Des points noirs dans le fromage affiné

« Les black spots, ou points noirs, résultat de la cristallisation du bismuth, n’apparaissent qu’au bout de plusieurs mois d’affinage. Pour le cheddar, le phénomène a été observé après quatre à huit mois d’affinage, avec des fromages invendables à la fin », note le chercheur.

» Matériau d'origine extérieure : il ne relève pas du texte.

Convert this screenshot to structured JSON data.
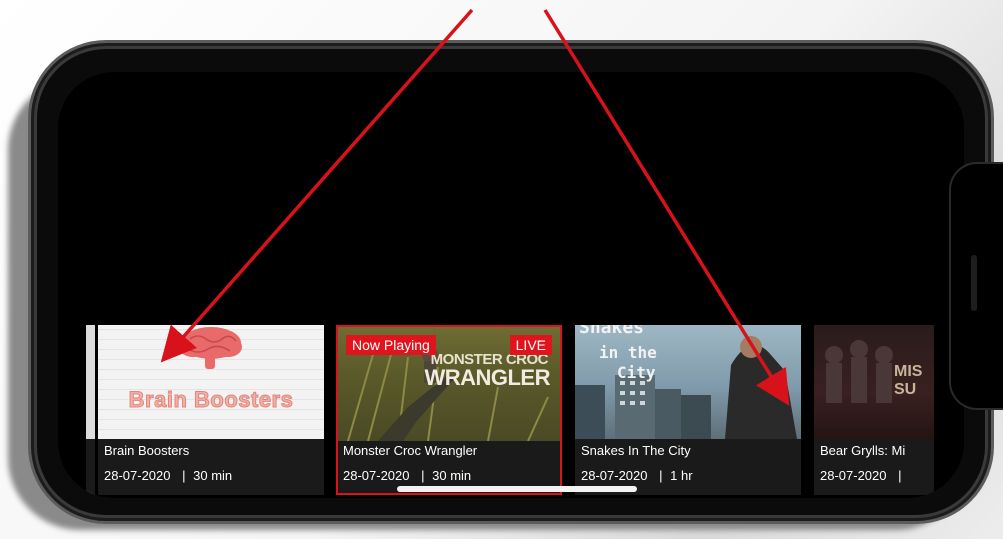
{
  "colors": {
    "accent_red": "#e0141c",
    "arrow_red": "#d8121a",
    "screen_bg": "#000000"
  },
  "cards": [
    {
      "thumb_text": "Brain Boosters",
      "title": "Brain Boosters",
      "date": "28-07-2020",
      "duration": "30 min",
      "active": false
    },
    {
      "thumb_text_top": "MONSTER CROC",
      "thumb_text_bottom": "WRANGLER",
      "title": "Monster Croc Wrangler",
      "date": "28-07-2020",
      "duration": "30 min",
      "active": true,
      "badge_left": "Now Playing",
      "badge_right": "LIVE"
    },
    {
      "thumb_text_1": "Snakes",
      "thumb_text_2": "in the",
      "thumb_text_3": "City",
      "title": "Snakes In The City",
      "date": "28-07-2020",
      "duration": "1 hr",
      "active": false
    },
    {
      "thumb_text": "MIS SU",
      "title": "Bear Grylls: Mi",
      "date": "28-07-2020",
      "duration": "",
      "active": false
    }
  ],
  "separator": "|"
}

Les signes de présence de bismuth (points noirs) peuvent apparaître plusieurs mois après affinage de fromages, les rendant impropres à la vente. (© Agroscope)

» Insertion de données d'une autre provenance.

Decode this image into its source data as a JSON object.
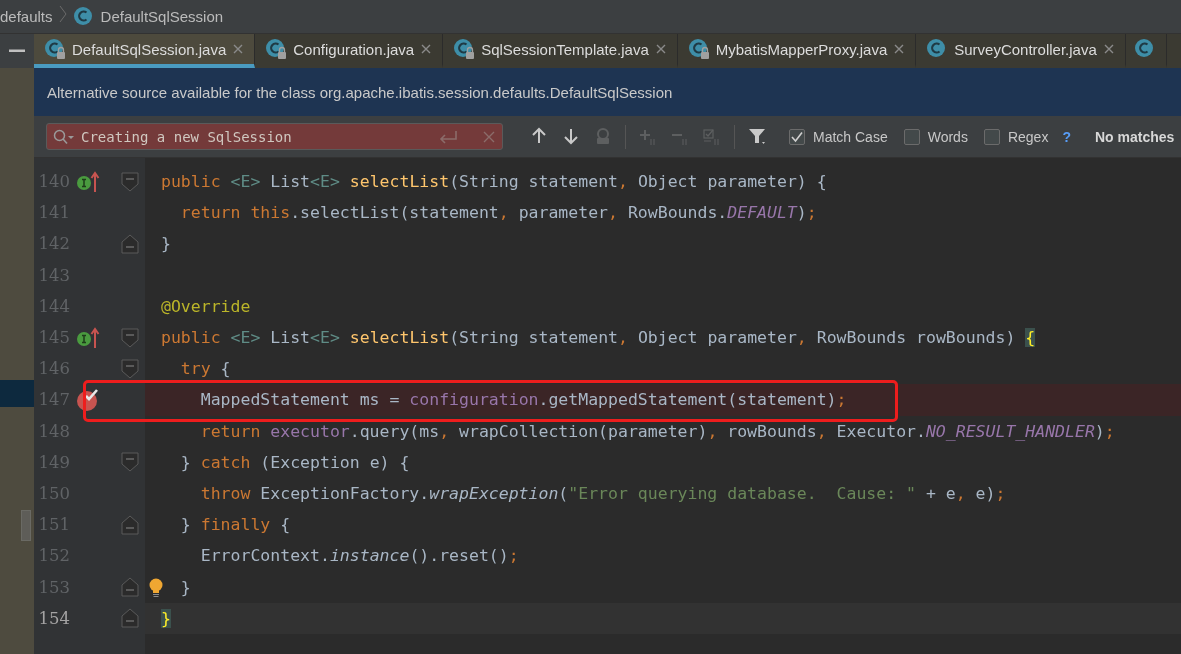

Si le nitrate de bismuth est utilisé en médecine humaine depuis des siècles, il est connu depuis la seconde moitié du XXe siècle pour ses effets neurotoxiques potentiels, uniquement s’il passe dans le sang. À fortes doses, il peut alors entraîner des encéphalopathies (troubles de la conscience, confusions, maux de tête...), ce qui a entraîné son interdiction en 1974, excepté dans des conditions bien spécifiques en médecine humaine. Il a été longtemps employé pour ses propriétés antiseptiques, par voie orale, pour les ulcères gastro-duodénaux, les diarrhées, colites ou entérites et, par voie cutanée, pour des infections de la peau ou des blessures. « Des résidus de sous-nitrate de bismuth, visibles ou non, issus des obturateurs de trayons sont possibles dans le lait à destination de la consommation humaine comme animale (veau) et dans l’environnement », souligne Dominique Bergonier, avant de rappeler qu’il n’y a pas lieu de s’inquiéter pour une quelconque toxicité pour les vaches (voie mammaire). Certaines études constatent parfois « une remontée dans la citerne glandulaire de petites parties de l’obturateur. Des particules peuvent se détacher, migrer et rester adhérentes au tissu mammaire, avec un risque de contamination ultérieure des installations de traite ou du lait de tank. » Pour chaque trayon, une seringue de 4 g contient 2,6 g de sous-nitrate de bismuth lourd, quelle que soit la marque.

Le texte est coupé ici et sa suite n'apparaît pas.